Nathan Bishop was slated to be closed because of declining enrollments and chronically low test scores until a group of East side parents lobbied hard to keep the school open. Former Supt. Donnie Evans appointed a parent-led study committee to come up with a design for the new school and, last summer, a design firm called Architecture Involution recommended a wholesale renovation of the building.
The consultants recommended restoration rather than new construction because recent changes in school construction regulations allow a larger volume of square footage if the project involves a restoration rather than new construction.
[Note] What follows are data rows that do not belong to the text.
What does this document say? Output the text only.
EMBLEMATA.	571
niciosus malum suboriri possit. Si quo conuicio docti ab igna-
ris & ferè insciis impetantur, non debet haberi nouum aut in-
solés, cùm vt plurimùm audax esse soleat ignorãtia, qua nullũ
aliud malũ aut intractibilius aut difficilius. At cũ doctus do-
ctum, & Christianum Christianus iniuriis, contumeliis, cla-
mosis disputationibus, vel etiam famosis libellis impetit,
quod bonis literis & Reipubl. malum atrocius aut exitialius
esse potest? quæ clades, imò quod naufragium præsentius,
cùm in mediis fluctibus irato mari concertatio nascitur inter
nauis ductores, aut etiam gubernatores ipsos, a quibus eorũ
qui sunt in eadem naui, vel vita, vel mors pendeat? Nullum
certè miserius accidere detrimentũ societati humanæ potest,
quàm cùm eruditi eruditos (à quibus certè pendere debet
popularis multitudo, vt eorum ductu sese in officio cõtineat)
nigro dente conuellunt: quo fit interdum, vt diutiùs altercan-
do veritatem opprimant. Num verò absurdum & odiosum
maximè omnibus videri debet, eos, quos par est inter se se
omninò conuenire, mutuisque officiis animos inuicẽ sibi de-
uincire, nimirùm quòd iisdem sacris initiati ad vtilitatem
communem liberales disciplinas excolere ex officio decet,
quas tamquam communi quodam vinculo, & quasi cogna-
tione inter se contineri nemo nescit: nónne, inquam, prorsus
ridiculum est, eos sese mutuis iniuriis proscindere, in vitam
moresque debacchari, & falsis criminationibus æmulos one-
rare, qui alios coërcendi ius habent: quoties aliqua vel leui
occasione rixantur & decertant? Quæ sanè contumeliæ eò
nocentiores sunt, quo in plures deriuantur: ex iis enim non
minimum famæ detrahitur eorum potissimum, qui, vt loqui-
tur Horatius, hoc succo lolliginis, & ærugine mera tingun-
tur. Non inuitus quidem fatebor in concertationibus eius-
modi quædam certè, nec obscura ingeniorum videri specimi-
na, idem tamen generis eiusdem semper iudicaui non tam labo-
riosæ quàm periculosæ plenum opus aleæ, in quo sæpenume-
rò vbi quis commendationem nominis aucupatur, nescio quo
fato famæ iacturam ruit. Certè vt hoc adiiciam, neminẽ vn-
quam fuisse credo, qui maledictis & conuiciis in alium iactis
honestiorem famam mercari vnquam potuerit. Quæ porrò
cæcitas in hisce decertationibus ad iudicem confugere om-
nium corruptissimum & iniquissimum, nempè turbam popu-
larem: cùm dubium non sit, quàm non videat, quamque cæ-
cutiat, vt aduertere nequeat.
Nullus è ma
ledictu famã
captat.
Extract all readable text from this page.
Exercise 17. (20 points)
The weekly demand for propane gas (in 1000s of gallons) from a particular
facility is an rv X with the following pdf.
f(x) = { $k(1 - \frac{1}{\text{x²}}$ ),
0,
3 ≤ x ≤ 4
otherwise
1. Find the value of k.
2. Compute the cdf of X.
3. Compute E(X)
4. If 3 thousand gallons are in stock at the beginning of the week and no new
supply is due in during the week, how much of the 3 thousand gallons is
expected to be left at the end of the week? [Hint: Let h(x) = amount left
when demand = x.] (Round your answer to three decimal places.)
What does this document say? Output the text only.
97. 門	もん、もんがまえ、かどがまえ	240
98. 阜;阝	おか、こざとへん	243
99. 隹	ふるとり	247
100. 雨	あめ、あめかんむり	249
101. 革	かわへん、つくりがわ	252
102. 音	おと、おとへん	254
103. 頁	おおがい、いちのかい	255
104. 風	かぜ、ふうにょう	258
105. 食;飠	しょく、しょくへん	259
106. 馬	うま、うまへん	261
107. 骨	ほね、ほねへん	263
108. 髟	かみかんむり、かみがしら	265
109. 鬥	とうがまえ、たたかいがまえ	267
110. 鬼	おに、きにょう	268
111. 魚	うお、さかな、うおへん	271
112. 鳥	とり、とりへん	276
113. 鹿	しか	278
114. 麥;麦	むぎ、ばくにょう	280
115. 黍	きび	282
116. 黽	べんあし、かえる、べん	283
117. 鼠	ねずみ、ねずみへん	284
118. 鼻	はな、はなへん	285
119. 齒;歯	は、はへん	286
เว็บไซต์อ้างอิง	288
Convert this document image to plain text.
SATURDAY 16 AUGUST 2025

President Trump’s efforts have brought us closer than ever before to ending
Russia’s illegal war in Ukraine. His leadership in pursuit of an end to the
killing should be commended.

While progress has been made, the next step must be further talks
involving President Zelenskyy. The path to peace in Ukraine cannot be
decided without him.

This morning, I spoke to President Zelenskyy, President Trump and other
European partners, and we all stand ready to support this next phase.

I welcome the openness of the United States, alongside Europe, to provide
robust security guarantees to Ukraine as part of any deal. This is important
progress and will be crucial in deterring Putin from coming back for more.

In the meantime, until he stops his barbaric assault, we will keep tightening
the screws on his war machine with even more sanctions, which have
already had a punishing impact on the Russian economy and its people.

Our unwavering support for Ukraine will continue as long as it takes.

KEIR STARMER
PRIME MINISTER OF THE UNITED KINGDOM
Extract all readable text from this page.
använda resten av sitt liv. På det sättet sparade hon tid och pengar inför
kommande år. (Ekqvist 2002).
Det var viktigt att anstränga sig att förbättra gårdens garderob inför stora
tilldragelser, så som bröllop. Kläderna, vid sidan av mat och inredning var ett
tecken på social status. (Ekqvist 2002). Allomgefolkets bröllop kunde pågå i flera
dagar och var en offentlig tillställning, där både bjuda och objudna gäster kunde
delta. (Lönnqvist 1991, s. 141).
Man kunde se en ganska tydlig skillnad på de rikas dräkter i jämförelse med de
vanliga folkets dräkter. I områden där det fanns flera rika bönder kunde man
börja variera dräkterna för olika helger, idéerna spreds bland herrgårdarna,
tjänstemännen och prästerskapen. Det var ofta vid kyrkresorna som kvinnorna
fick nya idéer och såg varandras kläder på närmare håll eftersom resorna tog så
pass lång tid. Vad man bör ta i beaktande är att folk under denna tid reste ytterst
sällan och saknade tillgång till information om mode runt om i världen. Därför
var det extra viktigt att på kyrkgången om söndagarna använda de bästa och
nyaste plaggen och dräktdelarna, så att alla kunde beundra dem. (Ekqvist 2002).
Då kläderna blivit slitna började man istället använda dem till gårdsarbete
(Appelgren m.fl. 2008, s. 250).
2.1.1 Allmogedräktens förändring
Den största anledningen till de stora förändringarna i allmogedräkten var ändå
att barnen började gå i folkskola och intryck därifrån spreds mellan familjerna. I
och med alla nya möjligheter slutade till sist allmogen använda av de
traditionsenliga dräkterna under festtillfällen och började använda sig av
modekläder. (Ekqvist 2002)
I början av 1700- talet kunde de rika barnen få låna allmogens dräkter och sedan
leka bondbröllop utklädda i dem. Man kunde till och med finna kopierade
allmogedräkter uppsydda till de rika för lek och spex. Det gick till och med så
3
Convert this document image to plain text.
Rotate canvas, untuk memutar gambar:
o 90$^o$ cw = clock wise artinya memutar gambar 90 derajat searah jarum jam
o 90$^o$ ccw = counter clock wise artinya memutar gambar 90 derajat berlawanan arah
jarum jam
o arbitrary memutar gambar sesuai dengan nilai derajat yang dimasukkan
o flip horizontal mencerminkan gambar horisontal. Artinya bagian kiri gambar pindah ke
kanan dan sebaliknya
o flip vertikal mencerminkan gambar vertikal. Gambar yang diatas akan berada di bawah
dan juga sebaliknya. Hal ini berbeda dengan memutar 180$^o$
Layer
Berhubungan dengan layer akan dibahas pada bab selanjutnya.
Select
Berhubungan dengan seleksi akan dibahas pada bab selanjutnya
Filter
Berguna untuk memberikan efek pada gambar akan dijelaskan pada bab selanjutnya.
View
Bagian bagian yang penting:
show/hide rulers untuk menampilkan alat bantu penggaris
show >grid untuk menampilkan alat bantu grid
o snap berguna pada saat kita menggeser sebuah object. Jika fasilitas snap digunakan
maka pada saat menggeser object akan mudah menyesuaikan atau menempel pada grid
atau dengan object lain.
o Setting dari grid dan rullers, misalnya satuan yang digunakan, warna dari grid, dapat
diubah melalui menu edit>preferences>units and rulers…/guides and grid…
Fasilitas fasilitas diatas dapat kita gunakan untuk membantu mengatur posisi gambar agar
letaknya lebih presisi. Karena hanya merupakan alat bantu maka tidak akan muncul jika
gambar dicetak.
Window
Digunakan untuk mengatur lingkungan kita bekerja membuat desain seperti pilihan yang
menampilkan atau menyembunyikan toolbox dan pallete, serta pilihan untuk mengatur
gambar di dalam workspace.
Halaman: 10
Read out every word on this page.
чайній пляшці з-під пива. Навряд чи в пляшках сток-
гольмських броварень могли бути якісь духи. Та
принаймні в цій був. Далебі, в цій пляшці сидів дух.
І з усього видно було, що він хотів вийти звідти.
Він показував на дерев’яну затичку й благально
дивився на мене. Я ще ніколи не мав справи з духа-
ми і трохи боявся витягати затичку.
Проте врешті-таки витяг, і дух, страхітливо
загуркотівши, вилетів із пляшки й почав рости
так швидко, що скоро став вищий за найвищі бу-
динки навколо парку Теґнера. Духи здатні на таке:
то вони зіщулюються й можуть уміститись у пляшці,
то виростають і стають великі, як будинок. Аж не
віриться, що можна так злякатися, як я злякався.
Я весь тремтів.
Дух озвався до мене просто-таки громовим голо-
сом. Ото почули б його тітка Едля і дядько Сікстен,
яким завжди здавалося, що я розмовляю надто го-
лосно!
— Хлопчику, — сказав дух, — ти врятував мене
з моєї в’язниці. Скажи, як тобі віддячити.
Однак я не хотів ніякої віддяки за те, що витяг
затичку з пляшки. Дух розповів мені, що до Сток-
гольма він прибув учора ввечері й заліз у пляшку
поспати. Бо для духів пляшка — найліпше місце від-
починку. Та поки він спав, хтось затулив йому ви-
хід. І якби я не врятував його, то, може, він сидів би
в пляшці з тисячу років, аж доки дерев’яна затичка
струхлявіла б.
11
The additional space means that the school can keep its existing auditorium and retain additional rooms for teacher planning and and allow for wider hallways.
With a restoration, the consultants said that there is a greater likelihood that the school will open in the fall of 2009 because groups such as the Providence Preservation Society will look more favorably on a restored Nathan Bishop. Renovation will also allow the architects to restore many of the building’s original features, including skylights that will flood the building with natural light.
The new Nathan Bishop calls for 10 classrooms on each floor, with two teams of 100 students per floor. Each of the building’s three floors will house one grade, for a maximum of 750 students, although area parents are hoping for a smaller population.
The plan also calls for a two-story library and media center on the second and third floors but leaves the school with two separate gymnasiums of 3,000-square-feet each. Virtually every surface will be touched, the architects said: windows will be replaced, brass and marble surfaces will be restored and the grounds will undergo extensive landscaping.
The East Side Public Education Coalition, the parents’ group, has recommended that Nathan Bishop offer student advisories, team teaching and an advanced academic curriculum open to all students.